Cultural differences can be taken into account. Smaller gender differences were found in collectivistic cultures that place more importance on interdependence overall. The gap was greater for individualistic cultures that emphasise independence.

Gender roles and stereotypes may contribute to gender disparity in Existential Isolation. Whereas women are thought to be nurturing and emotionally sensitive, men often take on the role of the provider and are seen as independent and emotionally distant. The lack of emotional expression may lead to a greater feeling of isolation and sense that their feelings and experiences cannot be understood by others.

=== Attachment style ===

The link between existential isolation and attachment is barely explored.  In a meta-study, three studies are compared which present a tendency towards a positive correlation between existential isolation and insecure attachment.

The generally accepted theory to describe attachment is attachment theory, which describes attachment in two dimensions, avoidant and anxious. If both of these variables are low, the attachment style is categorised as secure. If the anxious variable is high, the attachment is categorised as anxiously attached. Attachment described by a high score on the avoidant dimension is, as the name proposes, avoidant attachment.

Together anxious and avoidant attachment are broadly called insecure attachment.

While a positive correlation between existential isolation and insecure attachment was found, there is a stronger correlation between existential isolation and avoidant attachment, whereas anxious attachment is closer related to loneliness. The correlation between existential isolation and insecure attachment does not imply a causation from one side or another.

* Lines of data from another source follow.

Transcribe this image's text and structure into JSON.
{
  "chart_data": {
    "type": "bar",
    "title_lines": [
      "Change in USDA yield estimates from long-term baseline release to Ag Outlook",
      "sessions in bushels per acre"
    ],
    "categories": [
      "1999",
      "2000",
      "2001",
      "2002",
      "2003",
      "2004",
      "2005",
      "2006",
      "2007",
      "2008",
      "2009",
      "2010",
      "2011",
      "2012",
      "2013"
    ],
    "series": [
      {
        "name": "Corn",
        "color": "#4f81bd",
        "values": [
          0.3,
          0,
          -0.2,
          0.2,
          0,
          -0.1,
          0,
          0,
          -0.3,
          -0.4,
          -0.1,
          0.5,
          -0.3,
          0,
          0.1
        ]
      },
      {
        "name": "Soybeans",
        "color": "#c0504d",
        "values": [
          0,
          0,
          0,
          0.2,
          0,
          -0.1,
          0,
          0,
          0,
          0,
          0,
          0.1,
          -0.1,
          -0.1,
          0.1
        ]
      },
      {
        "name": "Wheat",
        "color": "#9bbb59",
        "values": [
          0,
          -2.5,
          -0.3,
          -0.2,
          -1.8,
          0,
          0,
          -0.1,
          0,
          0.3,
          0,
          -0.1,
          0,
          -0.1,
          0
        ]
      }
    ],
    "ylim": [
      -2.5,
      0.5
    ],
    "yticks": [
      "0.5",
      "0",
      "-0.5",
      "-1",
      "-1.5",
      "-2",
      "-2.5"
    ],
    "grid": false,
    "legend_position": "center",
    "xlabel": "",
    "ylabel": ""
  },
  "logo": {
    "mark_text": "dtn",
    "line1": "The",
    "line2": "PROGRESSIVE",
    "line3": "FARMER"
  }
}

Causality between attachment style and existential isolation is unclear, because attachment is formed in early childhood and therefore not influenced by existential isolation.

=== Stigmatisation ===
Individuals who feel that they do not belong to a social group or community may also experience a greater sense of existential isolation. This includes the population of justice-involved people. Justice involved people are experiencing stigma because they have a history of crime. This has been found to be connected to diminished physical well-being and reduced responsiveness to treatment services concerning improvement of psychosocial functioning.

People who belong to underrepresented communities report higher levels of existential isolation than those people belonging to majority groups.

There is relationship between non normative group memberships, which included race, ethnicity, sexuality, and the experiences of existential isolation. Participants with a non normative group membership, such as lesbians or latinas/latinos reported higher levels of existential isolation.Autistic people are a like cohort.